2.9

3.5K 503 478
                                    

Hastane koridorunda çaresizce bekliyordu delta. Omegasının arkadaşları telaşla bir oraya bir buraya yürüyor, o ise gözünü yere dikmiş tepkisizce sadece nefes alıp veriyordu.

Buna nefes almak deniyorsa tabii.

O anlar zihnine dolmaya başladı tek tek. Omegasının ağlamaya başladığını anladığı an çevreden lavabonun yerini öğrenmeye çalışmış fakat herkes sarhoş olduğundan bu pek kolay olmamıştı. Kasıklarında çok keskin bir acı hissettiğinde ise artık kendisinin değil kurdunun hakimiyeti aldığını fark etmişti çünkü biliyordu ki omegasına bir şey olmuştu.

Bütün evde fırtınasını estirmişti. Bazıları korkuyla kendini dışarı atmış, bazıları deltanın yoğun feromonlarından ötürü bir adım bile atamaz hale gelmişti.

Delta hisleriyle omegasını bulduğu an onu kanlar içinde yerde yığılmış bir halde görmüştü. Öfke bütün damarlarında adeta bir yılan gibi geziniyordu fakat o an önemli olan öfkesi değil, omegası olmalıydı. Bunu yapanı eninde sonunda bulur, gereken neyse onu yapardı fakat o an omegası acı çekiyordu. O tepki vermese de bunu hissediyor, hatta yaşıyordu.

Çaresizlik hissini ömrü hayatında ilk kez hissetmişti sanki. Elleri titremeye, gözleri buğulu görmeye başlamıştı. Bir hışımla üstündeki tişörtü çıkarıp omegasına tampon yapsa da kan çok fazlaydı. Çok çok fazla.

Kucağına aldığı gibi bilincini kaybeden omeganın verdiği tek tepki gözlerinden akan yaşlar olmuştu.

Delta, büyük bir şok içinde omeganın kanlı bedenine bakan kalabalığı, rengi değişmiş gözlerinin değdiği her bedenin yol vermesiyle yararak ilerlemiş; Minho'yla göz göze geldiği gibiyse sözsüz anlaşan ikili arabaya yerleşmişti. Jisung da ağlayarak son anda Minho'nun yanındaki yolcu koltuğuna oturduğunda hızla hastaneye sürmeye başlamıştılar.

Delta arka koltukta omegasıyla birlikte oturuyor, hala zar zor da olsa hissedebildiği kurduna feromon göndermeye çalışıyordu.

Hastaneye vardıklarındaysa omega yoğun bakıma alınmış, arkasında ise bir sürü korku dolu beden bırakmıştı. Hastanenin çok soğuk olduğunu ve ilk defa bu denli üşüdüğünü hissediyordu delta.

"Benim yüzümden..." Jisung sürekli ağlayarak sayıklasa da o an kimse ona neden böyle söylediğini soramıyordu.

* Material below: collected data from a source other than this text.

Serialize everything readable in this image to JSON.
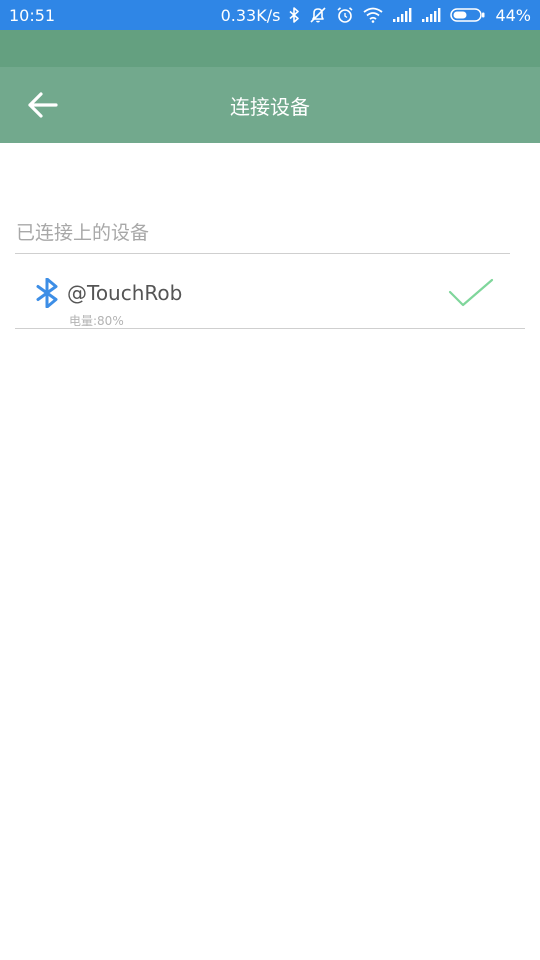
{
  "status_bar": {
    "time": "10:51",
    "net_speed": "0.33K/s",
    "battery": "44%",
    "bg_color": "#2f86e6",
    "icons": [
      "bluetooth-icon",
      "mute-icon",
      "alarm-icon",
      "wifi-icon",
      "signal-icon",
      "signal-icon",
      "battery-icon"
    ]
  },
  "toolbar": {
    "title": "连接设备",
    "back_icon": "arrow-left-icon",
    "bg_color": "#72a98d"
  },
  "section": {
    "title": "已连接上的设备"
  },
  "devices": [
    {
      "name": "@TouchRob",
      "battery_text": "电量:80%",
      "icon": "bluetooth-icon",
      "status_icon": "check-icon",
      "connected": true
    }
  ],
  "colors": {
    "bluetooth_icon": "#3d8ee6",
    "check_icon": "#7fd69b"
  }
}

Herkes sadece kapısı açılacak olan yoğun bakım ünitesini gözlüyordu.

Geldiklerinden beri kaç saat geçtiğini kimse bilmiyordu fakat yoğun bakım kapısı açıldığı an herkes telaşla ayaklanmış, delta önde olmak üzere hepsi doktorun başına geçmiştiler.

"Hastanın yakını siz misiniz?" diye sordu doktor, her ne kadar deltayı ve ruh eşini tanısa da.

"Evet, ruh eşiyim ben. Durumu nedir?" Delta endişeyle bir adım daha atarak doktora yaklaştığında doktor kafasını iki yana sallayarak çaresiz bakışlar attı önündeki kalabalık gruba.

"Üzgünüm, hastamızın durumunu stabil hale getirsek de maalesef bebeği kurtaramadık. Bıçak rahmi delmiş, oluşan kanamayla birlikte bebek de daha fazla tutunamamış rahim duvarına. Kürtaj işlemini gerçekleştirdik, birazdan hastamızı odaya alacağız. Tekrardan, çok üzgünüm..."

Jisung doktorun söyledikleriyle daha şiddetli ağlamaya başlamış, o an ne olduğunu anlayamayan delta ise doktoru bölmeden dinlese de cümlesinin bitmesiyle korkuyla konuşmuştu.

"Bir karışıklık oldu sanırım. Kim Seungmin'in durumunu öğrenmek istiyoruz. Onun ruh eşiyim ben."

Doktor o an deltanın hiçbir şey bilmediğini fark etmişti. Jisung ise "Hyung.." diyerek hıçkırıklarının arasından konuşmuştu. "Seung... Seung hamileydi."